With lenders increasingly reluctant to bankroll less-than-stable companies, financial experts are braced for more companies to teeter toward bankruptcy.

"What you've seen so far is nothing in terms of what is coming," says Martin Zohn, bankruptcy expert at law firm Proskauer Rose.

Already this year, 13 publicly traded companies with assets of $7.7 billion have filed for bankruptcy protection, says Kerry Mastroianni of BankruptcyData.com. That's the largest dollar value of bankruptcies since the record $64.9 billion at this point in 2002, Mastroianni says.

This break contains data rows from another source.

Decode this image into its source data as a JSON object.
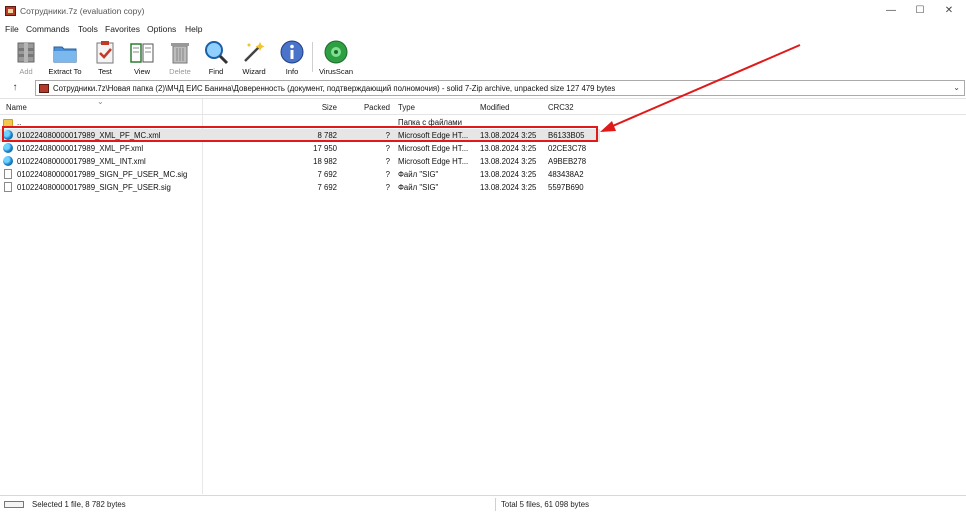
{
  "window": {
    "title": "Сотрудники.7z (evaluation copy)",
    "minimize": "—",
    "maximize": "☐",
    "close": "✕"
  },
  "menu": [
    "File",
    "Commands",
    "Tools",
    "Favorites",
    "Options",
    "Help"
  ],
  "toolbar": {
    "add": "Add",
    "extract_to": "Extract To",
    "test": "Test",
    "view": "View",
    "delete": "Delete",
    "find": "Find",
    "wizard": "Wizard",
    "info": "Info",
    "virusscan": "VirusScan"
  },
  "address": {
    "up": "↑",
    "path": "Сотрудники.7z\\Новая папка (2)\\МЧД ЕИС Банина\\Доверенность (документ, подтверждающий полномочия) - solid 7-Zip archive, unpacked size 127 479 bytes",
    "dropdown": "⌄"
  },
  "columns": {
    "name": "Name",
    "size": "Size",
    "packed": "Packed",
    "type": "Type",
    "modified": "Modified",
    "crc": "CRC32",
    "sort_indicator": "⌄"
  },
  "files": [
    {
      "name": "..",
      "size": "",
      "packed": "",
      "type": "Папка с файлами",
      "modified": "",
      "crc": "",
      "icon": "folder-icon"
    },
    {
      "name": "010224080000017989_XML_PF_MC.xml",
      "size": "8 782",
      "packed": "?",
      "type": "Microsoft Edge HT...",
      "modified": "13.08.2024 3:25",
      "crc": "B6133B05",
      "icon": "edge-icon",
      "selected": true
    },
    {
      "name": "010224080000017989_XML_PF.xml",
      "size": "17 950",
      "packed": "?",
      "type": "Microsoft Edge HT...",
      "modified": "13.08.2024 3:25",
      "crc": "02CE3C78",
      "icon": "edge-icon"
    },
    {
      "name": "010224080000017989_XML_INT.xml",
      "size": "18 982",
      "packed": "?",
      "type": "Microsoft Edge HT...",
      "modified": "13.08.2024 3:25",
      "crc": "A9BEB278",
      "icon": "edge-icon"
    },
    {
      "name": "010224080000017989_SIGN_PF_USER_MC.sig",
      "size": "7 692",
      "packed": "?",
      "type": "Файл \"SIG\"",
      "modified": "13.08.2024 3:25",
      "crc": "483438A2",
      "icon": "doc-icon"
    },
    {
      "name": "010224080000017989_SIGN_PF_USER.sig",
      "size": "7 692",
      "packed": "?",
      "type": "Файл \"SIG\"",
      "modified": "13.08.2024 3:25",
      "crc": "5597B690",
      "icon": "doc-icon"
    }
  ],
  "status": {
    "selection": "Selected 1 file, 8 782 bytes",
    "total": "Total 5 files, 61 098 bytes"
  },
  "colors": {
    "annotation": "#e01a1a",
    "selected_row": "#e6e6e6"
  }
}
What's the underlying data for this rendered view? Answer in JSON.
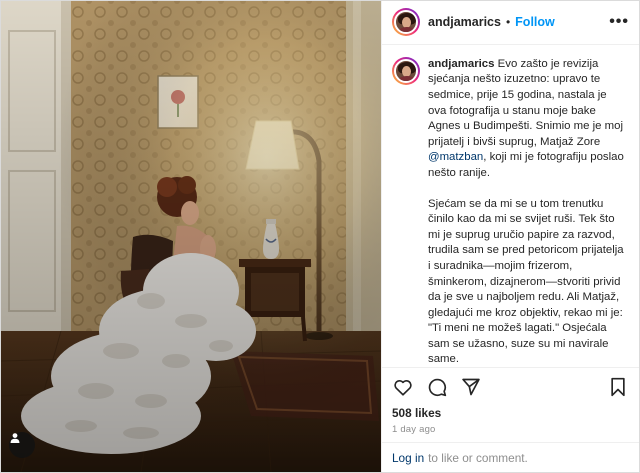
{
  "post": {
    "username": "andjamarics",
    "follow_label": "Follow",
    "separator": "•",
    "more_label": "•••",
    "caption": {
      "username": "andjamarics",
      "part1_before_mention": "Evo zašto je revizija sjećanja nešto izuzetno: upravo te sedmice, prije 15 godina, nastala je ova fotografija u stanu moje bake Agnes u Budimpešti. Snimio me je moj prijatelj i bivši suprug, Matjaž Zore ",
      "mention": "@matzban",
      "part1_after_mention": ", koji mi je fotografiju poslao nešto ranije.",
      "part2": "Sjećam se da mi se u tom trenutku činilo kao da mi se svijet ruši. Tek što mi je suprug uručio papire za razvod, trudila sam se pred petoricom prijatelja i suradnika—mojim frizerom, šminkerom, dizajnerom—stvoriti privid da je sve u najboljem redu. Ali Matjaž, gledajući me kroz objektiv, rekao mi je: \"Ti meni ne možeš lagati.\" Osjećala sam se užasno, suze su mi navirale same."
    },
    "likes": "508 likes",
    "timestamp": "1 day ago",
    "login": {
      "link": "Log in",
      "text": "to like or comment."
    },
    "icons": {
      "like": "heart-icon",
      "comment": "comment-icon",
      "share": "paper-plane-icon",
      "save": "bookmark-icon",
      "tag": "person-tag-icon"
    },
    "colors": {
      "follow_blue": "#0095f6",
      "mention_blue": "#00376b",
      "muted_gray": "#8e8e8e"
    }
  }
}
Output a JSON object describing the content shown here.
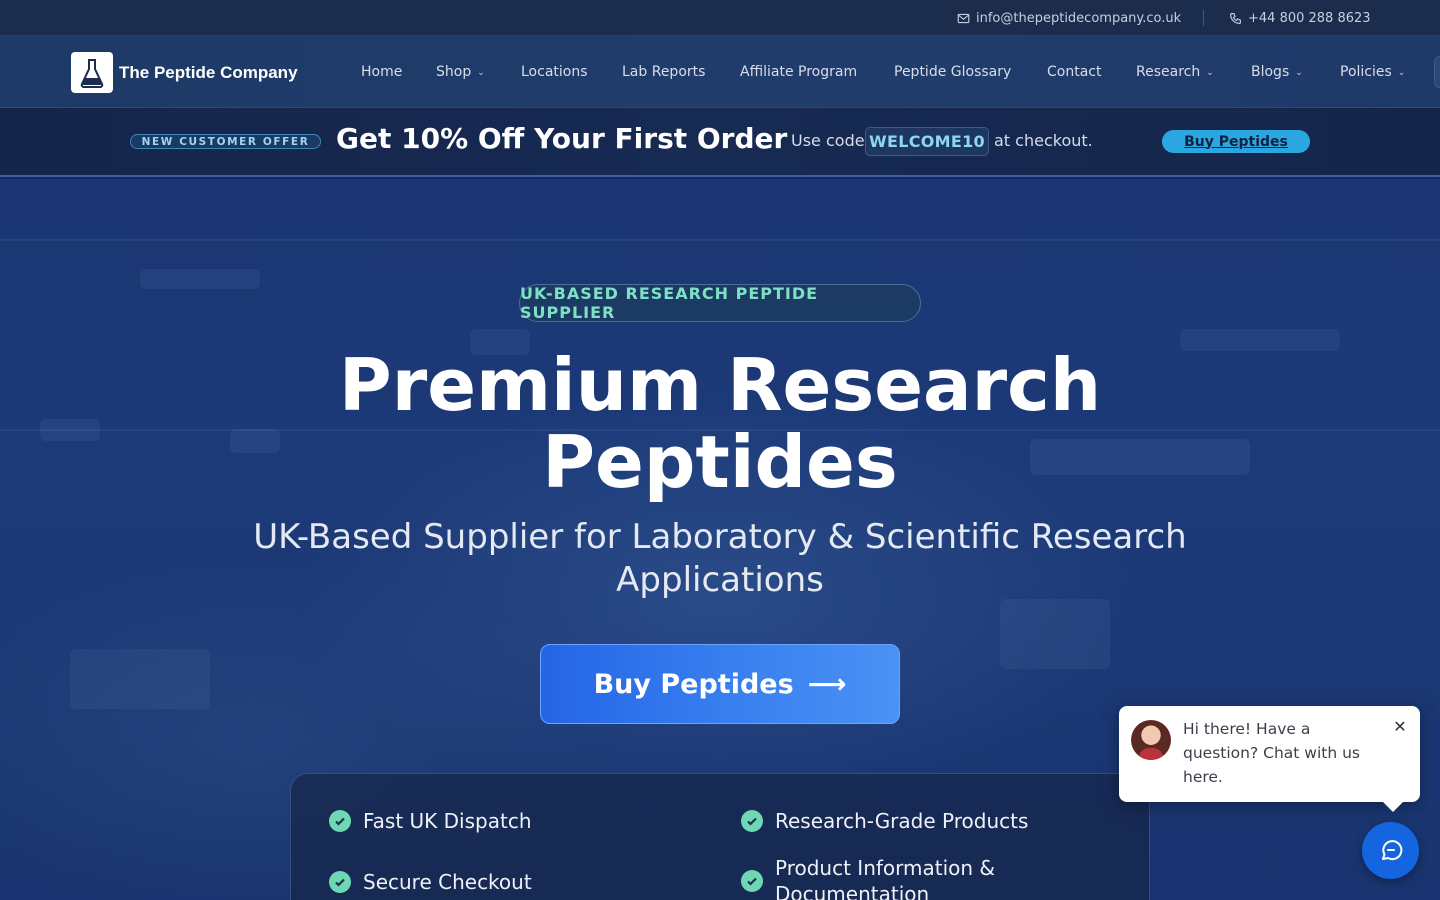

Bankruptcies are on the rise, and are expected to pick up pace this year because shakier companies face:

Disruption in the bond market. Companies that need cash are having a tough time borrowing, says Stephen Carter, a credit analyst at Thomson Financial.

Speculative companies that tap the so-called junk-bond market have raised just $1.6 billion in six offerings in the first quarter, Thomson says. At this time last year, riskier companies had easily raised $38.5 billion from 84 offerings.

Rising cost for borrowed money. Concern riskier companies will struggle to pay debts has driven the average interest rate paid by speculative companies to 11%, says Diane Vazza, bond analyst at Standard & Poor's. That's up from 7.8% a year ago and about 7 percentage points higher than the rate on 10-year Treasury notes. That can be a big problem when companies must refinance cheaper debt that has come due.

Investors have good reason to be nervous. S&P is now expecting 4.6% of speculative companies to default on their debts, Vazza says, vs. a 1.1% default rate last year and a long-term average of 4.4%.